Today I am going to name all the things that are crushing me, beating me, disrespecting me and telling lies about me. Ann says if I don’t give thanks for ALL things, I am miscounting. I have not listed these hard, distasteful, uncomfortable things and, therefore, I am guilty of miscounting. Today I even the score.
#516 for patients who complain that nurses do not take care of them. Once groups of reasons can be collected, compiled and analyzed, hospital administrators will know how to care for patients from the patient perspective. This should more surely predict good patient satisfaction scores and, therefore, assure reimbursement for services rendered.
#517 for a manager who relieved me of my services before anything worse happened to me at the end of my career. I was unable to accept the danger I was in on my own cognizance and she provided the needed shove to safety.
#518 for people who have not disappointed me since I have left work. I didn’t think they’d care and they don’t. This experience has taught me what is most important in my life. I owe these people a debt of gratitude.
#519 for a real-life experience of the Milgram Experiment and the realization that I could administer shocks if told to do so, such knowledge is quite sobering.
#520 for the realization that my profession’s boundaries are defined by lawyers, judges, and politicians, not health care practitioners. I truly believed and taught others to believe we had an ethical foundation.

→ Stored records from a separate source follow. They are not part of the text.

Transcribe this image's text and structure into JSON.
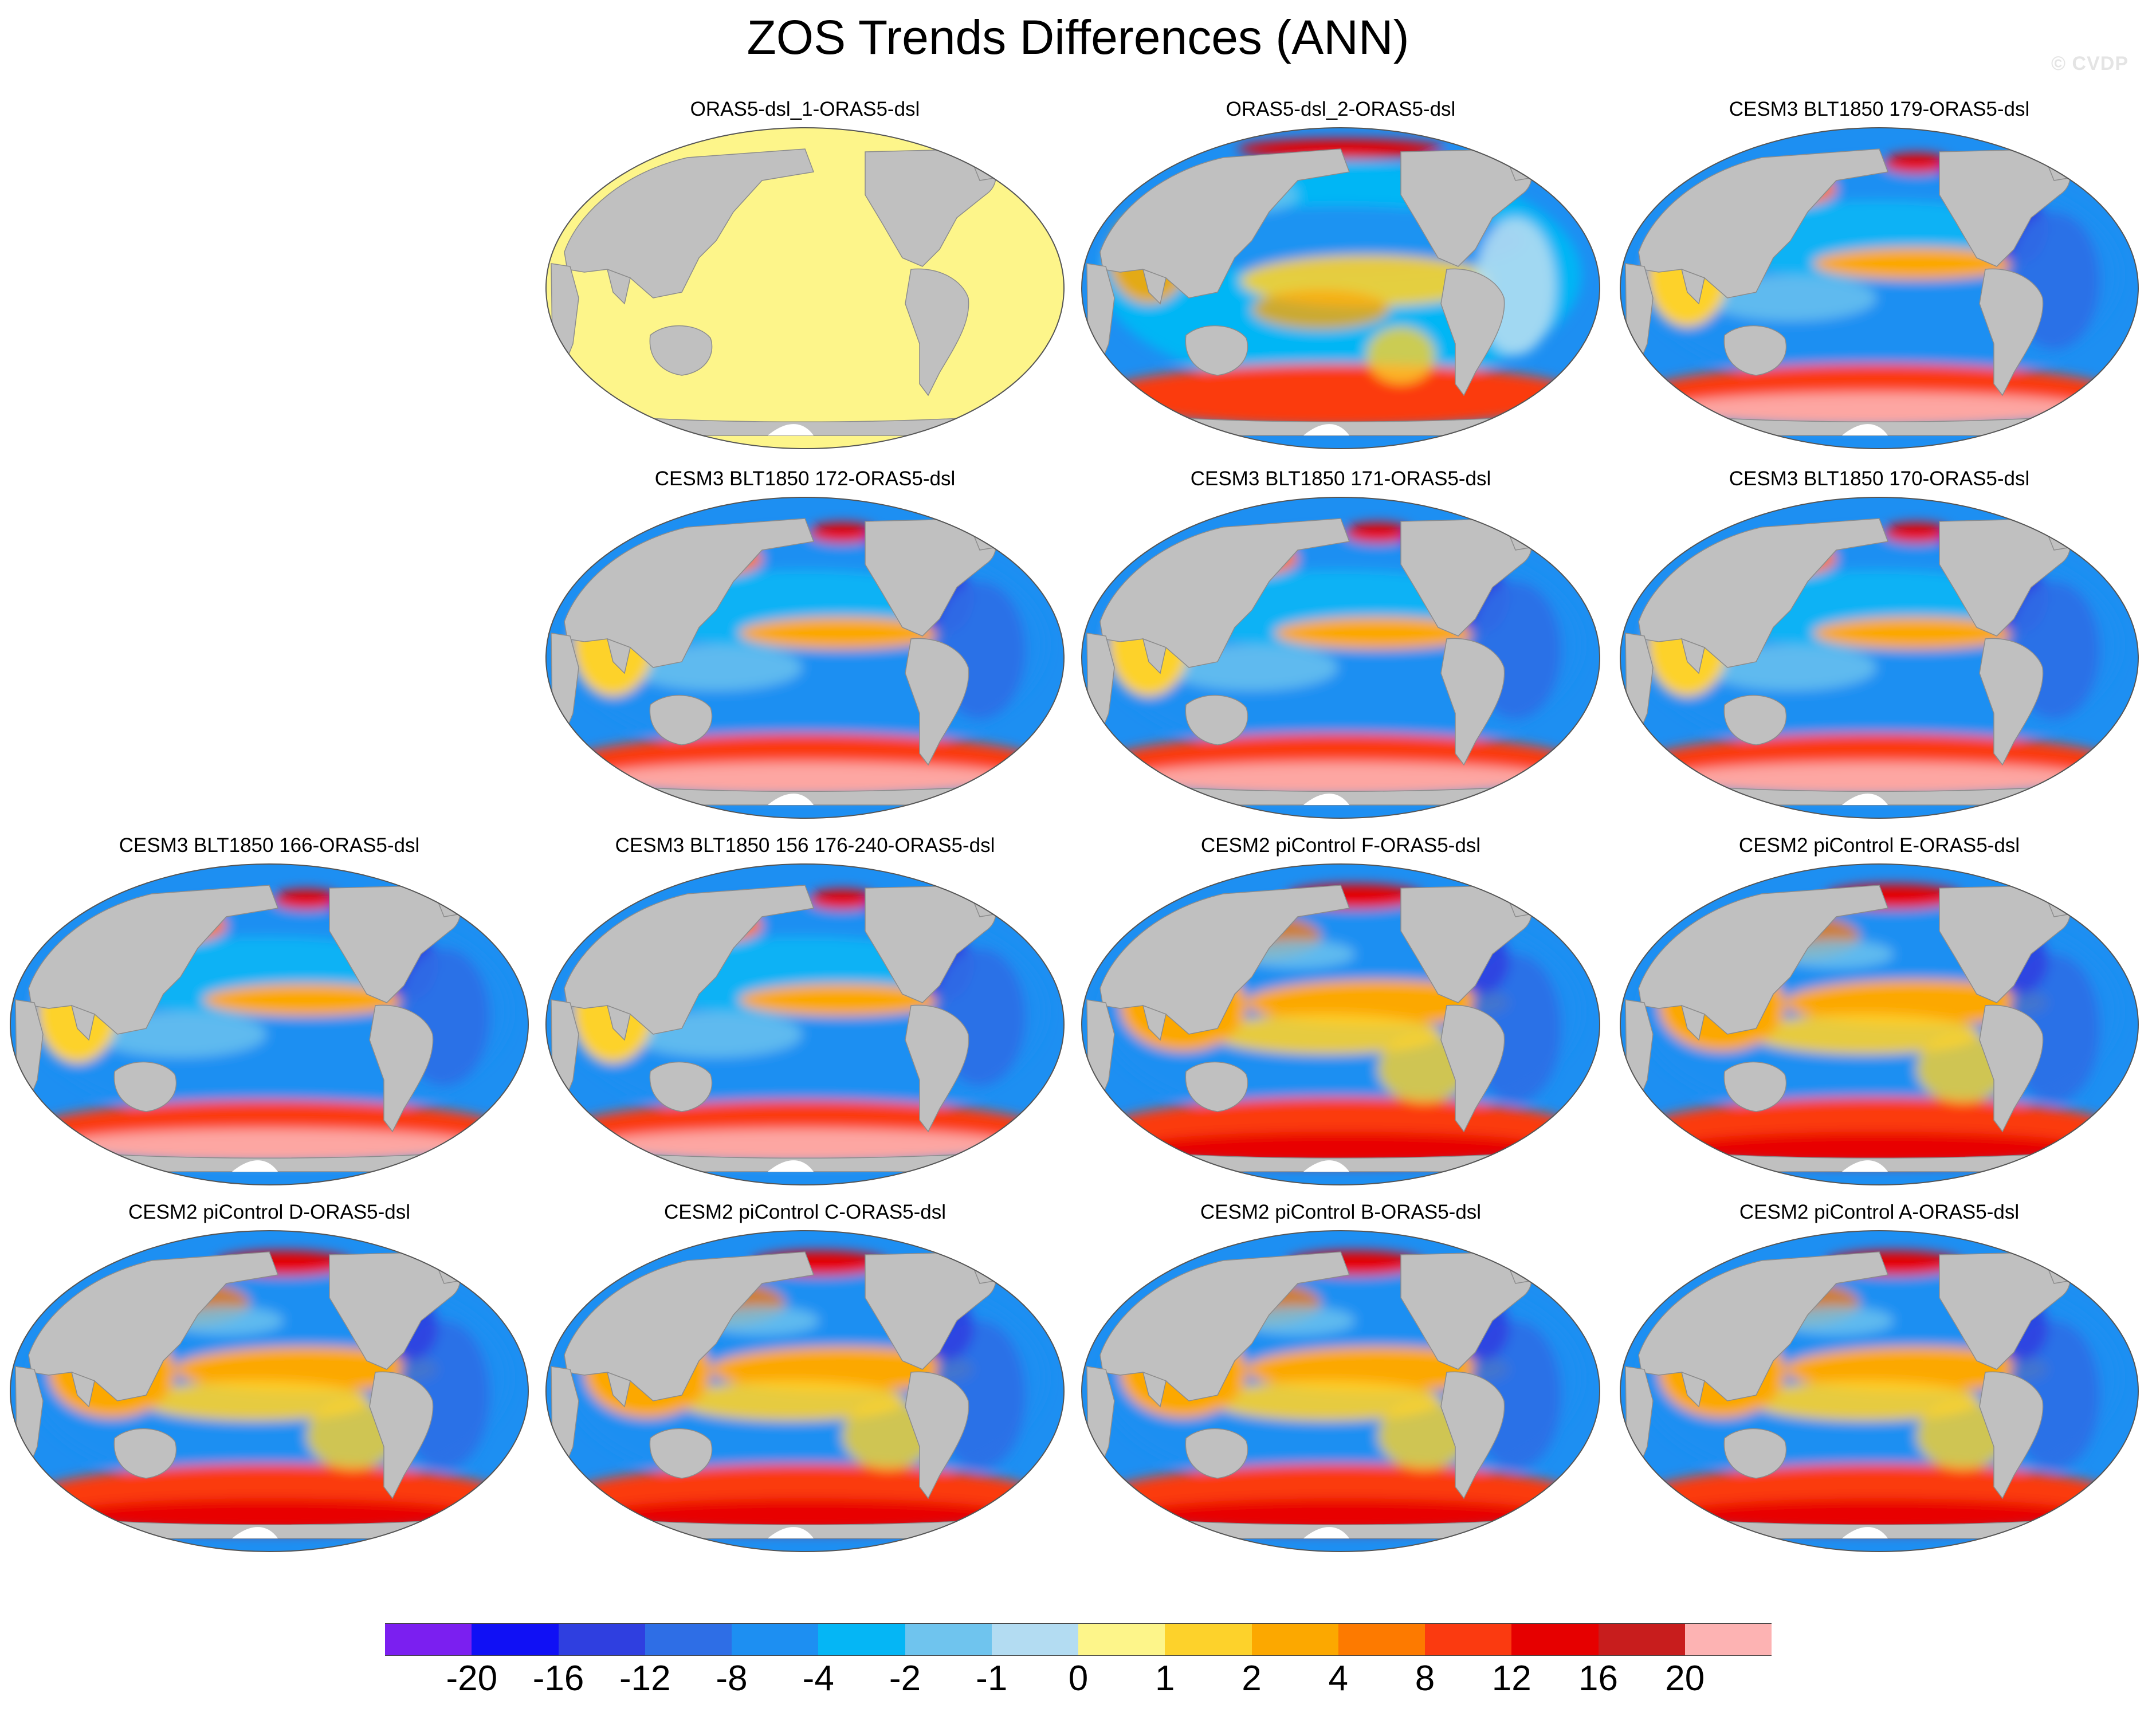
{
  "title": "ZOS Trends Differences (ANN)",
  "watermark": "© CVDP",
  "panels": [
    {
      "id": "p1",
      "title": "ORAS5-dsl_1-ORAS5-dsl",
      "pattern": "uniform-zero"
    },
    {
      "id": "p2",
      "title": "ORAS5-dsl_2-ORAS5-dsl",
      "pattern": "noisy"
    },
    {
      "id": "p3",
      "title": "CESM3 BLT1850 179-ORAS5-dsl",
      "pattern": "model-blue"
    },
    {
      "id": "p4",
      "title": "CESM3 BLT1850 172-ORAS5-dsl",
      "pattern": "model-blue"
    },
    {
      "id": "p5",
      "title": "CESM3 BLT1850 171-ORAS5-dsl",
      "pattern": "model-blue"
    },
    {
      "id": "p6",
      "title": "CESM3 BLT1850 170-ORAS5-dsl",
      "pattern": "model-blue"
    },
    {
      "id": "p7",
      "title": "CESM3 BLT1850 166-ORAS5-dsl",
      "pattern": "model-blue"
    },
    {
      "id": "p8",
      "title": "CESM3 BLT1850 156 176-240-ORAS5-dsl",
      "pattern": "model-blue"
    },
    {
      "id": "p9",
      "title": "CESM2 piControl F-ORAS5-dsl",
      "pattern": "model-warm"
    },
    {
      "id": "p10",
      "title": "CESM2 piControl E-ORAS5-dsl",
      "pattern": "model-warm"
    },
    {
      "id": "p11",
      "title": "CESM2 piControl D-ORAS5-dsl",
      "pattern": "model-warm"
    },
    {
      "id": "p12",
      "title": "CESM2 piControl C-ORAS5-dsl",
      "pattern": "model-warm"
    },
    {
      "id": "p13",
      "title": "CESM2 piControl B-ORAS5-dsl",
      "pattern": "model-warm"
    },
    {
      "id": "p14",
      "title": "CESM2 piControl A-ORAS5-dsl",
      "pattern": "model-warm"
    }
  ],
  "colorbar": {
    "labels": [
      "-20",
      "-16",
      "-12",
      "-8",
      "-4",
      "-2",
      "-1",
      "0",
      "1",
      "2",
      "4",
      "8",
      "12",
      "16",
      "20"
    ],
    "colors": [
      "#7b1ff0",
      "#1010f5",
      "#2f3fe0",
      "#2e6ee6",
      "#1d8ff2",
      "#05b6f5",
      "#6fc4ee",
      "#b3dcf2",
      "#fdf58a",
      "#fdd22b",
      "#fca800",
      "#fd7a00",
      "#fb3a10",
      "#e60000",
      "#c81d1d",
      "#fdb3b3"
    ]
  },
  "colors": {
    "land": "#c0c0c0",
    "ocean_zero": "#fdf58a",
    "background": "#ffffff"
  }
}
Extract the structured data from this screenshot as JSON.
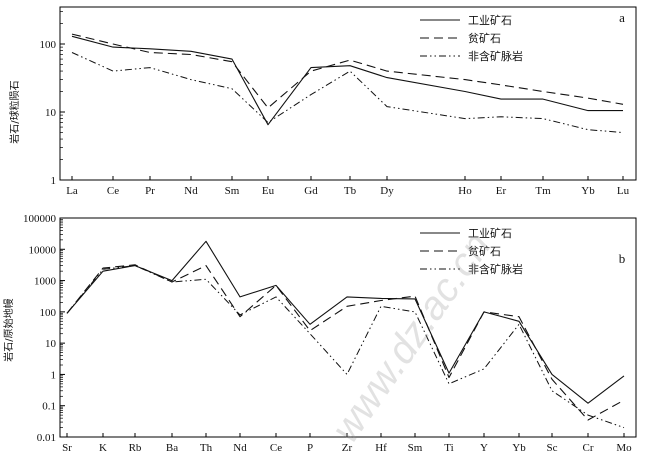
{
  "chart_data": [
    {
      "panel": "a",
      "type": "line",
      "yscale": "log",
      "ylim": [
        1,
        400
      ],
      "ylabel": "岩石/球粒陨石",
      "yticks": [
        "1",
        "10",
        "100"
      ],
      "categories": [
        "La",
        "Ce",
        "Pr",
        "Nd",
        "Sm",
        "Eu",
        "Gd",
        "Tb",
        "Dy",
        "Ho",
        "Er",
        "Tm",
        "Yb",
        "Lu"
      ],
      "series": [
        {
          "name": "工业矿石",
          "values": [
            130,
            90,
            85,
            78,
            60,
            6.5,
            45,
            48,
            32,
            20,
            15.5,
            15.5,
            10.5,
            10.5
          ]
        },
        {
          "name": "贫矿石",
          "values": [
            140,
            100,
            75,
            70,
            55,
            11.5,
            40,
            58,
            40,
            30,
            25,
            20,
            16,
            13
          ]
        },
        {
          "name": "非含矿脉岩",
          "values": [
            75,
            40,
            45,
            30,
            22,
            7,
            18,
            40,
            12,
            8,
            8.5,
            8,
            5.5,
            5
          ]
        }
      ]
    },
    {
      "panel": "b",
      "type": "line",
      "yscale": "log",
      "ylim": [
        0.01,
        100000
      ],
      "ylabel": "岩石/原始地幔",
      "yticks": [
        "0.01",
        "0.1",
        "1",
        "10",
        "100",
        "1000",
        "10000",
        "100000"
      ],
      "categories": [
        "Sr",
        "K",
        "Rb",
        "Ba",
        "Th",
        "Nd",
        "Ce",
        "P",
        "Zr",
        "Hf",
        "Sm",
        "Ti",
        "Y",
        "Yb",
        "Sc",
        "Cr",
        "Mo"
      ],
      "series": [
        {
          "name": "工业矿石",
          "values": [
            90,
            2000,
            3000,
            1000,
            18000,
            300,
            700,
            40,
            300,
            270,
            260,
            1.1,
            100,
            50,
            1,
            0.12,
            0.9
          ]
        },
        {
          "name": "贫矿石",
          "values": [
            90,
            2500,
            3200,
            900,
            3000,
            70,
            700,
            25,
            150,
            230,
            320,
            0.8,
            100,
            70,
            0.7,
            0.035,
            0.15
          ]
        },
        {
          "name": "非含矿脉岩",
          "values": [
            90,
            2300,
            3000,
            900,
            1100,
            80,
            300,
            20,
            1,
            150,
            100,
            0.5,
            1.5,
            40,
            0.3,
            0.05,
            0.02
          ]
        }
      ]
    }
  ],
  "legend": [
    "工业矿石",
    "贫矿石",
    "非含矿脉岩"
  ],
  "watermark": "www.dz.ac.cn"
}
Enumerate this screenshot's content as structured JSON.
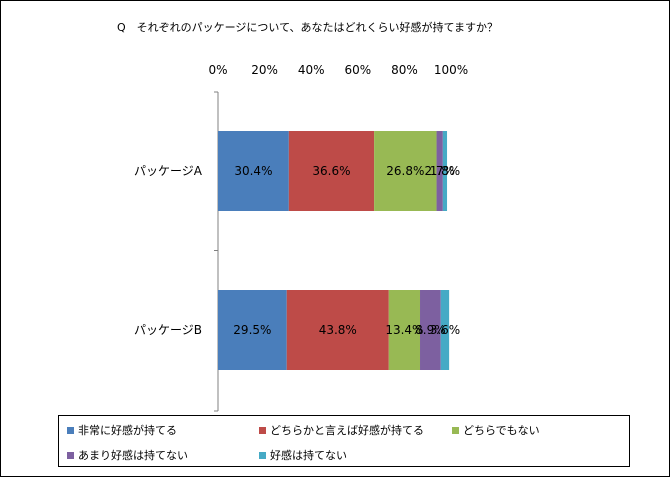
{
  "chart_data": {
    "type": "bar",
    "orientation": "horizontal",
    "stacked": true,
    "percent_scale": true,
    "title": "Q　それぞれのパッケージについて、あなたはどれくらい好感が持てますか？",
    "xlabel": "",
    "ylabel": "",
    "xlim": [
      0,
      100
    ],
    "x_ticks": [
      "0%",
      "20%",
      "40%",
      "60%",
      "80%",
      "100%"
    ],
    "categories": [
      "パッケージA",
      "パッケージB"
    ],
    "series": [
      {
        "name": "非常に好感が持てる",
        "color": "#4A7EBB",
        "values": [
          30.4,
          29.5
        ],
        "labels": [
          "30.4%",
          "29.5%"
        ]
      },
      {
        "name": "どちらかと言えば好感が持てる",
        "color": "#BE4B48",
        "values": [
          36.6,
          43.8
        ],
        "labels": [
          "36.6%",
          "43.8%"
        ]
      },
      {
        "name": "どちらでもない",
        "color": "#98B954",
        "values": [
          26.8,
          13.4
        ],
        "labels": [
          "26.8%",
          "13.4%"
        ]
      },
      {
        "name": "あまり好感は持てない",
        "color": "#7D60A0",
        "values": [
          2.7,
          8.9
        ],
        "labels": [
          "2.7%",
          "8.9%"
        ]
      },
      {
        "name": "好感は持てない",
        "color": "#46AAC5",
        "values": [
          1.8,
          3.6
        ],
        "labels": [
          "1.8%",
          "3.6%"
        ]
      }
    ],
    "grid": false,
    "legend_position": "bottom"
  }
}
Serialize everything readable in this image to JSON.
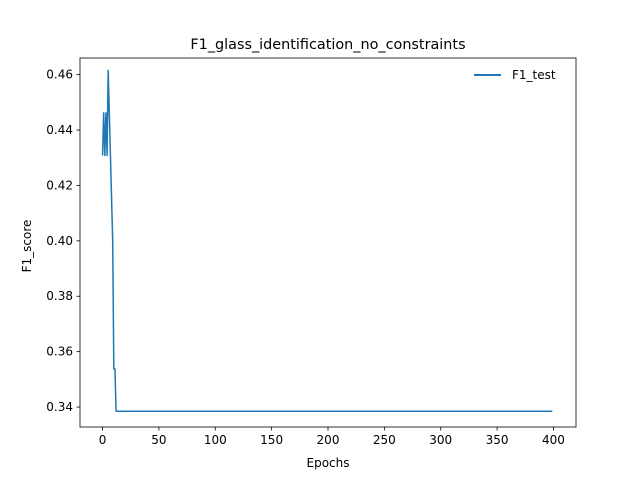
{
  "chart_data": {
    "type": "line",
    "title": "F1_glass_identification_no_constraints",
    "xlabel": "Epochs",
    "ylabel": "F1_score",
    "xlim": [
      -20,
      420
    ],
    "ylim": [
      0.3328,
      0.466
    ],
    "xticks": [
      0,
      50,
      100,
      150,
      200,
      250,
      300,
      350,
      400
    ],
    "yticks": [
      0.34,
      0.36,
      0.38,
      0.4,
      0.42,
      0.44,
      0.46
    ],
    "grid": false,
    "legend_position": "top-right",
    "series": [
      {
        "name": "F1_test",
        "color": "#1f77b4",
        "x": [
          0,
          1,
          2,
          3,
          4,
          5,
          6,
          7,
          8,
          9,
          10,
          11,
          12,
          13,
          399
        ],
        "y": [
          0.4308,
          0.4462,
          0.4308,
          0.4462,
          0.4308,
          0.4615,
          0.4462,
          0.4308,
          0.4154,
          0.4,
          0.3538,
          0.3538,
          0.3385,
          0.3385,
          0.3385
        ]
      }
    ]
  }
}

#522 that I do not know who thinks I did what I was accused of and who doesn’t. That way I treat everyone neutrally. It keeps me quietly cautious.
#523 that I had to go back to the “dreaded” hospital and get a few things. Picking up my nursing license I was told how wonderful I had been with the secretary’s daughter when she had her baby. She was looking forward to seeing me again in April. I didn’t tell her I wouldn’t be there.
#524 that health insurance is so expensive that my husband and I have been forced to find new ways to care for ourselves and no longer feel like slaves to a particular system. Investigation of the system is VERY en”light”ening. Caring for ourselves is no longer a burden.
#525 that losing my job meant finding myself and my family again. You miss a lot working EVERY weekend as I did. As a friend put it today in an e-mail “enjoy the days of freedom this nightmare has offered for you and Russ.” Now THAT is making lemonade out of lemons. This picture was taken Saturday. I NEVER saw my family on Saturday when I was working.
#526 that my mother can not remember things so she is not aware of what is happening and her husband agrees not to tell her.
#527 that my income is halved which forces me to cook more, drive less and be creative. We’ve settled into a sustainable rhythm over the past 6 weeks and we LOVE it. I wanted off the old merry-go-round, but couldn’t seem to manage it. Now I’m off and I wonder why I stayed so long.
#528 that I’ve been cut off from work circles. It has forced me to connect with new communities that I never would have ventured into in my “old” life.
#529 that God is not done with me yet. He still has something for me to do, but I’m not ready to do it yet. I am “in school” right now, learning to walk all over again.